Within each of the three cohorts, pairs of tumors including a PT and a metastatic or relapse sample can be used to investigate whether particular patterns in methylation profiles can serve as marker for cancer progression.

Within each cohort, investigations were made to detect differences at the methylome level between PT and the corresponding matched metastasis (AM) or relapse samples (LR or CL). Using a paired Wilcoxon test, 49 probes significantly differentially methylated were found between PT and AM samples (at a 5% FDR level). The top 50 probes ranked by p-value and the corresponding genes are listed in Table 4. This suggests that a general signal characteristic of cancer progression from PT to AM might exist.
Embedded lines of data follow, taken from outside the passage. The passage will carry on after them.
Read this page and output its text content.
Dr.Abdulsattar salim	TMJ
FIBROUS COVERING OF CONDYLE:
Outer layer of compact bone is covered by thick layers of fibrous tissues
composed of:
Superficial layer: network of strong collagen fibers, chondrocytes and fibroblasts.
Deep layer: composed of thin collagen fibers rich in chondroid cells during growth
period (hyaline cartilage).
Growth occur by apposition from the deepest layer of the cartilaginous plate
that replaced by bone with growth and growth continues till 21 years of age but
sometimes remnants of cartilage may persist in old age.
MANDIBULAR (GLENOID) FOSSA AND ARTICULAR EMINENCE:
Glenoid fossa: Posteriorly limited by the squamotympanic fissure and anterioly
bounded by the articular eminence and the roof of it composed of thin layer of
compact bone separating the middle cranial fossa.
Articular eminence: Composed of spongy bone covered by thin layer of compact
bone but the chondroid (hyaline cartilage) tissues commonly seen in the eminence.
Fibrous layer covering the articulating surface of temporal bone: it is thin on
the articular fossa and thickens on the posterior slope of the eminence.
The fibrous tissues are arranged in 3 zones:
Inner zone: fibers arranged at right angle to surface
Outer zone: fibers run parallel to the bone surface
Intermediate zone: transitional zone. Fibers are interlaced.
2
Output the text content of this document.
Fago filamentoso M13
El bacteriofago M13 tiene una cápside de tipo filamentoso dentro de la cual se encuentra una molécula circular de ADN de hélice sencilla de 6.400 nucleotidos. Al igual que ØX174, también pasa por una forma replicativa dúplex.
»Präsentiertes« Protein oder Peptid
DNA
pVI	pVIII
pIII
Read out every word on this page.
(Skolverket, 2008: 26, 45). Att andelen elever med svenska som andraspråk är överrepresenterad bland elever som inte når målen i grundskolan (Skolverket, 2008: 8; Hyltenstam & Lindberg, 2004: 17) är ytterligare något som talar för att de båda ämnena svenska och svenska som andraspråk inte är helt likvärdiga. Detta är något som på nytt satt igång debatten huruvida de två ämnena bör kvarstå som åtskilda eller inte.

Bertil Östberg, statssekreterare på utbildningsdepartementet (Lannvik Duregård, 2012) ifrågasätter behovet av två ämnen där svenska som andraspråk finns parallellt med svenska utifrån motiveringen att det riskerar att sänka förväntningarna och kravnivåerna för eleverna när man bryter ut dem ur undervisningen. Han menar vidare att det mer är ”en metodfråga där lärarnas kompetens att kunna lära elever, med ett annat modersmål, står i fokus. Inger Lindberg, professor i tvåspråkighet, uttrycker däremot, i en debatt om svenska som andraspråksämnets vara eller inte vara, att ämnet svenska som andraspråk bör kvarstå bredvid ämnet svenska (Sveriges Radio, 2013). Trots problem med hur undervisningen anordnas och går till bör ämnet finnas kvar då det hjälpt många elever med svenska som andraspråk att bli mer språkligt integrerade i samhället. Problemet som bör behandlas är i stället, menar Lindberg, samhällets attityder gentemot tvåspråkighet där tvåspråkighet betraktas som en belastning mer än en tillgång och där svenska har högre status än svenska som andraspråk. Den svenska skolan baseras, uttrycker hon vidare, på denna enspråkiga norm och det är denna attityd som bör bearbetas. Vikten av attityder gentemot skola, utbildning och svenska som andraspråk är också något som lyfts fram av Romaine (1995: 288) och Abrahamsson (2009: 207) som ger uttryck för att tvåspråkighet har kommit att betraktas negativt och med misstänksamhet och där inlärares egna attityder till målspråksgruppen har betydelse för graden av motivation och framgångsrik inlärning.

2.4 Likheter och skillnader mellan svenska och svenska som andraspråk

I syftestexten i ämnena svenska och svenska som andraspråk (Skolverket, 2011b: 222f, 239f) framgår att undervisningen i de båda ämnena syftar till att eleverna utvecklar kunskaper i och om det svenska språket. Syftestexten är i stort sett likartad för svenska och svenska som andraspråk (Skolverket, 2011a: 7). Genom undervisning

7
However, no probe was found significantly differentially methylated between PT and LR, and between PT and CL. This may be due to the lack of cancer progression marker at the methylation level between PT and relapse, to the fact that most relapses may not be biologically related to the PT, or to the small size of the cohort which limits the power of statistical tests. The top 50 probes ranked by p-value then by absolute methylation variation between the primary tumor and its recurrence is also provided in Tables S4 (PTLR) and S5 (PTCL). No overlap existed between the three lists except for one gene (PI3K5R between the PT/AM and PT/LR datasets). All the corresponding quantile-quantile plots are available in Figure S1.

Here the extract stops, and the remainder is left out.